Des experts en santé mentale soutiennent que le suicide dépasse largement la sphère de l’individu. Jérôme Gaudreault, directeur général de l’Association québécoise de prévention du suicide (AQPS), est de cet avis : « On a longtemps cru que le suicide était un problème individuel et une fatalité, ce qui est faux. » Angelo Soares, professeur au Département d’organisation et ressources humaines de l’École des sciences de la gestion de l’Université du Québec à Montréal (UQAM), estime que le milieu du travail actuel est entre autres particulièrement propice au développement de la détresse mentale. Selon lui, le manque de cohésion, la surcharge de travail et le harcèlement psychologique sont les trois variables ayant le plus grand impact sur la santé mentale des employés. « La quantification à outrance des objectifs de performance et la précarisation de l’emploi influent directement sur l’estime de soi des travailleurs », explique-t-il. La perte de sens du travail, voire de la vie en général, qui s’ensuit contribuerait à nourrir la pensée suicidaire.

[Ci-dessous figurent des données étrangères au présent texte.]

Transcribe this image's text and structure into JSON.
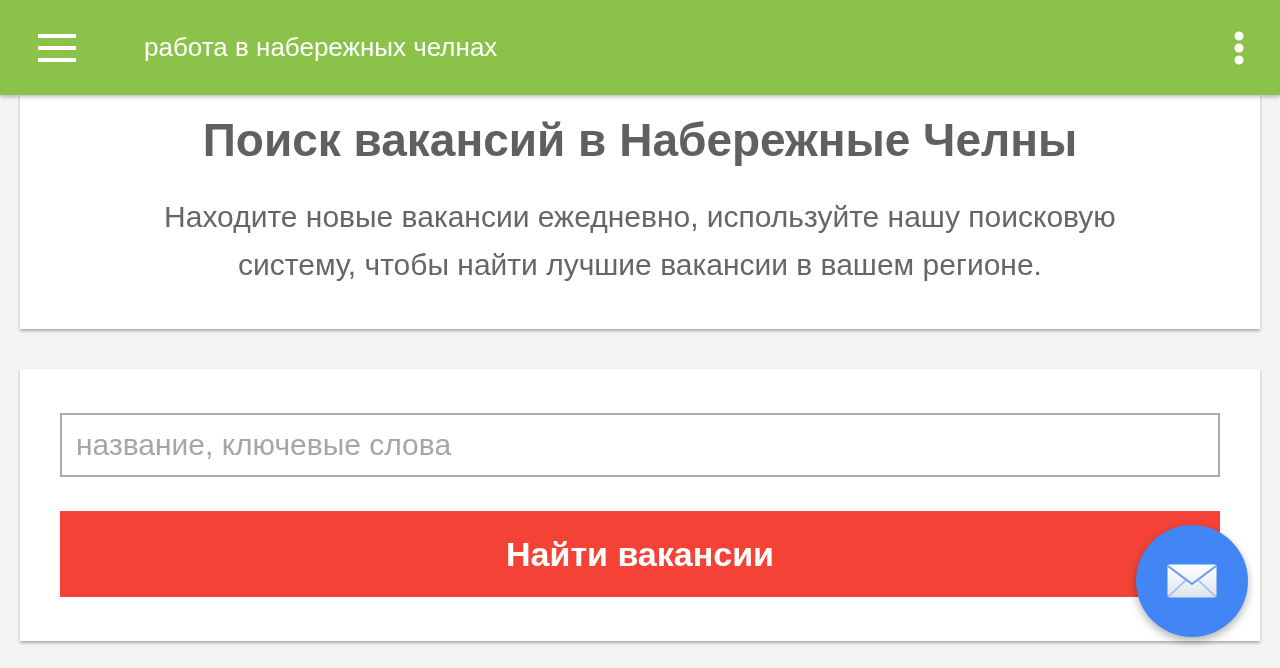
{
  "app_bar": {
    "title": "работа в набережных челнах"
  },
  "intro": {
    "heading": "Поиск вакансий в Набережные Челны",
    "text": "Находите новые вакансии ежедневно, используйте нашу поисковую систему, чтобы найти лучшие вакансии в вашем регионе."
  },
  "search": {
    "placeholder": "название, ключевые слова",
    "button": "Найти вакансии"
  }
}
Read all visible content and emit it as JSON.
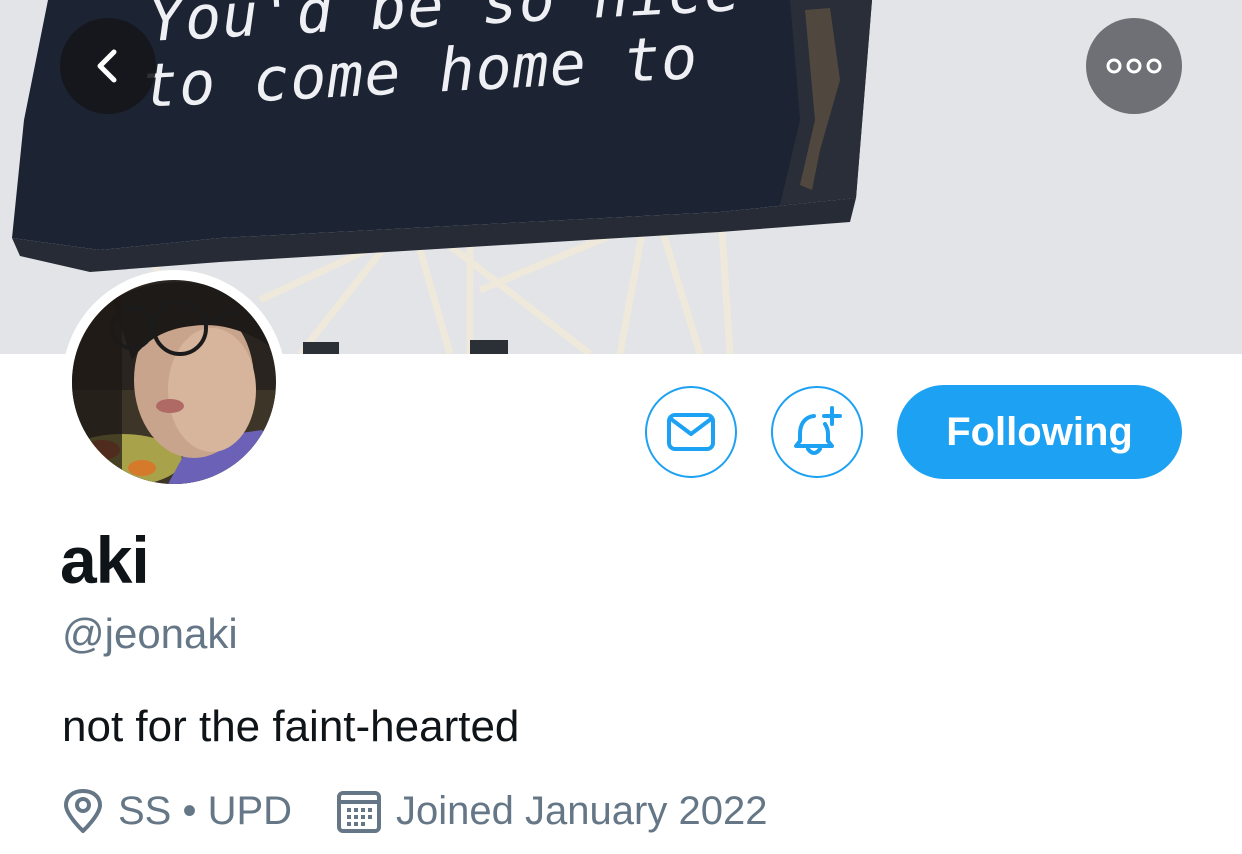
{
  "banner": {
    "billboard_line_1": "You'd be so nice",
    "billboard_line_2": "to come home to"
  },
  "nav": {
    "back_icon": "chevron-left-icon",
    "more_icon": "more-horizontal-icon"
  },
  "actions": {
    "message_icon": "envelope-icon",
    "notifications_icon": "bell-plus-icon",
    "follow_label": "Following"
  },
  "profile": {
    "display_name": "aki",
    "handle": "@jeonaki",
    "bio": "not for the faint-hearted",
    "location": "SS • UPD",
    "joined": "Joined January 2022"
  },
  "colors": {
    "accent": "#1da1f2",
    "secondary_text": "#657786",
    "primary_text": "#0f1419"
  }
}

Comment prévenir le pire ?

L’OMS rapporte que le meilleur moyen de prévenir le suicide demeure de limiter l’accès aux moyens les plus fréquemment utilisés. L’organisme encourage également les gouvernements à élaborer un plan d’action concret, ce dont seuls 28 pays dans le monde sont dotés. Enfin, la presse est invitée à couvrir de façon responsable le phénomène ; les cas de décès par suicide, principalement des adolescents victimes d’intimidation, dont les méthodes utilisées sont décrites de manière explicite, tapissent fréquemment les manchettes des médias à sensation. 

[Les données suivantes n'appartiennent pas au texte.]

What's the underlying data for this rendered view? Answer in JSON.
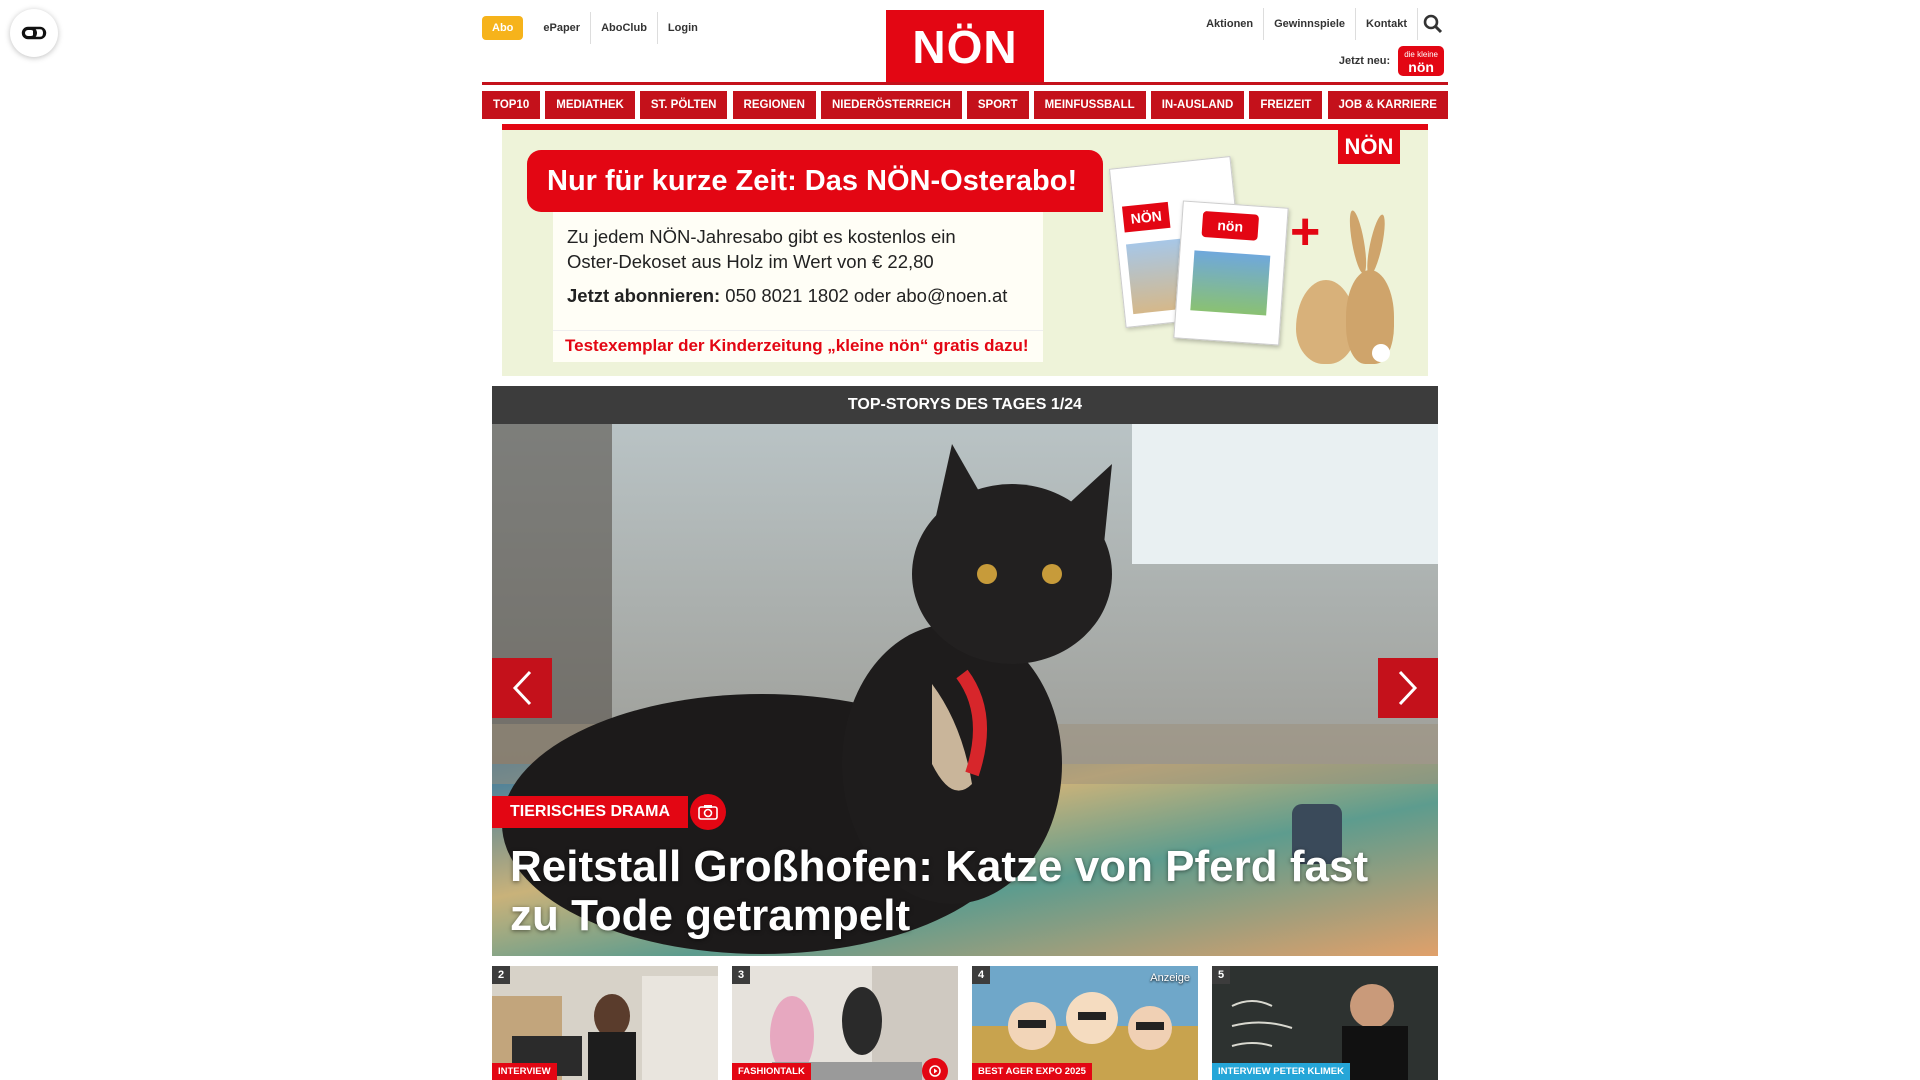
{
  "colors": {
    "brand_red": "#e30613",
    "nav_red": "#c4111b",
    "abo_yellow": "#f6b31b",
    "dark_bar": "#3c3c3c"
  },
  "header": {
    "abo_label": "Abo",
    "left_links": [
      "ePaper",
      "AboClub",
      "Login"
    ],
    "logo": "NÖN",
    "right_links": [
      "Aktionen",
      "Gewinnspiele",
      "Kontakt"
    ],
    "jetzt_neu": "Jetzt neu:",
    "kleine_noen": {
      "line1": "die kleine",
      "line2": "nön"
    }
  },
  "nav": [
    "TOP10",
    "MEDIATHEK",
    "ST. PÖLTEN",
    "REGIONEN",
    "NIEDERÖSTERREICH",
    "SPORT",
    "MEINFUSSBALL",
    "IN-AUSLAND",
    "FREIZEIT",
    "JOB & KARRIERE"
  ],
  "ad": {
    "headline": "Nur für kurze Zeit: Das NÖN-Osterabo!",
    "body_line1": "Zu jedem NÖN-Jahresabo gibt es kostenlos ein",
    "body_line2": "Oster-Dekoset aus Holz im Wert von € 22,80",
    "cta_bold": "Jetzt abonnieren:",
    "cta_rest": " 050 8021 1802 oder abo@noen.at",
    "test": "Testexemplar der Kinderzeitung „kleine nön“ gratis dazu!",
    "logo": "NÖN",
    "mag1": "NÖN",
    "mag2": "nön"
  },
  "topstories": {
    "bar": "TOP-STORYS DES TAGES 1/24",
    "tag": "TIERISCHES DRAMA",
    "headline_white1": "Reitstall Großhofen: ",
    "headline_line2": "zu Tode getrampelt",
    "headline_yellow": "Katze von Pferd fast"
  },
  "thumbs": [
    {
      "num": "2",
      "tag": "INTERVIEW",
      "tag_color": "red"
    },
    {
      "num": "3",
      "tag": "FASHIONTALK",
      "tag_color": "red"
    },
    {
      "num": "4",
      "tag": "BEST AGER EXPO 2025",
      "tag_color": "red",
      "ad": "Anzeige"
    },
    {
      "num": "5",
      "tag": "INTERVIEW PETER KLIMEK",
      "tag_color": "blue"
    }
  ]
}
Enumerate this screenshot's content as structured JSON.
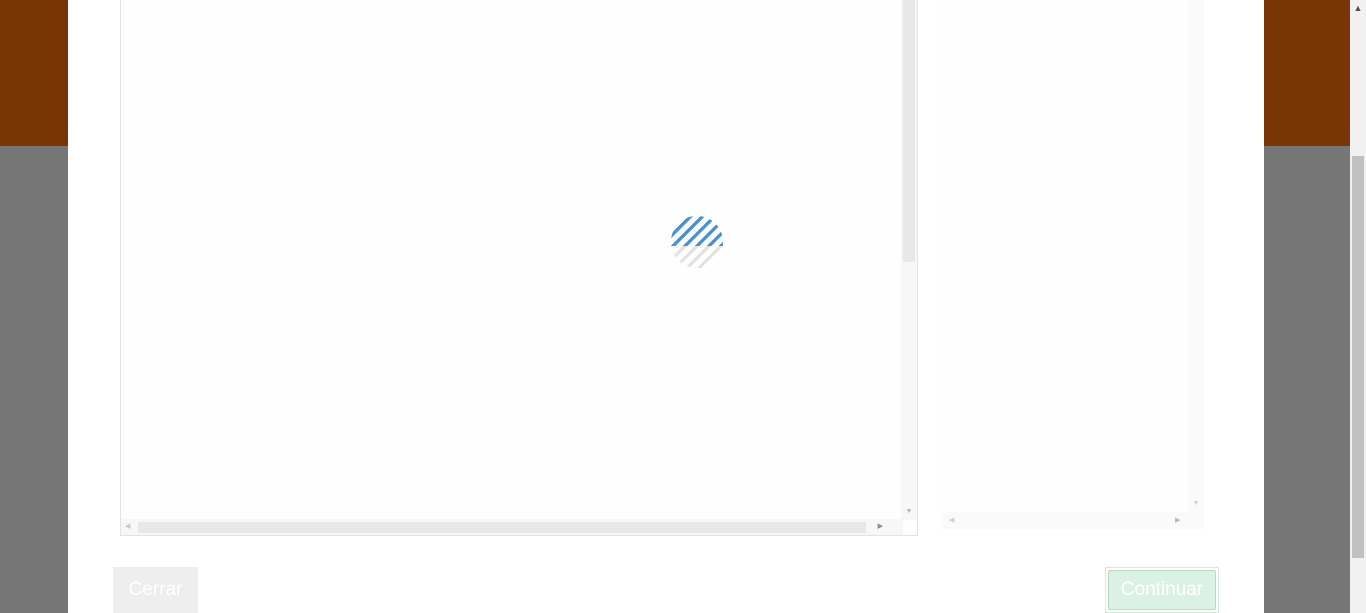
{
  "modal": {
    "buttons": {
      "close_label": "Cerrar",
      "continue_label": "Continuar"
    },
    "viewer": {
      "state": "loading",
      "spinner_icon": "striped-loading-icon"
    }
  },
  "colors": {
    "header_background": "#7a3507",
    "overlay": "#767676",
    "spinner_primary": "#4a8fd0",
    "spinner_secondary": "#e2e2e2",
    "continue_button": "#dcf1e5"
  }
}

Dans son dernier communiqué, l’AQPS estime que la prévention du suicide passe par la construction d’une « communauté solidaire » et le tissage d’un « filet humain » autour des individus souffrant de détresse mentale. Le Grand forum de la prévention du suicide aura notamment lieu du 14 au 16 octobre prochain à Québec afin d’établir les mesures à prendre à travers la province. Selon le professeur Soares, une profonde réorganisation des milieux professionnel et académique serait prioritaire. À l’université comme au travail, le respect et la reconnaissance en termes de qualité plutôt que de quantité devraient faire partie intégrante du quotidien des travailleurs. La santé mentale des individus serait ainsi préservée tout en assurant un rendement plus performant. Selon l’OMS, le constat est clair : le phénomène du suicide ne peut plus être traité comme une fatalité ; son omniprésence alarmante et son caractère indubitablement social exigent qu’il soit pris en charge par les communautés et les gouvernements du monde entier.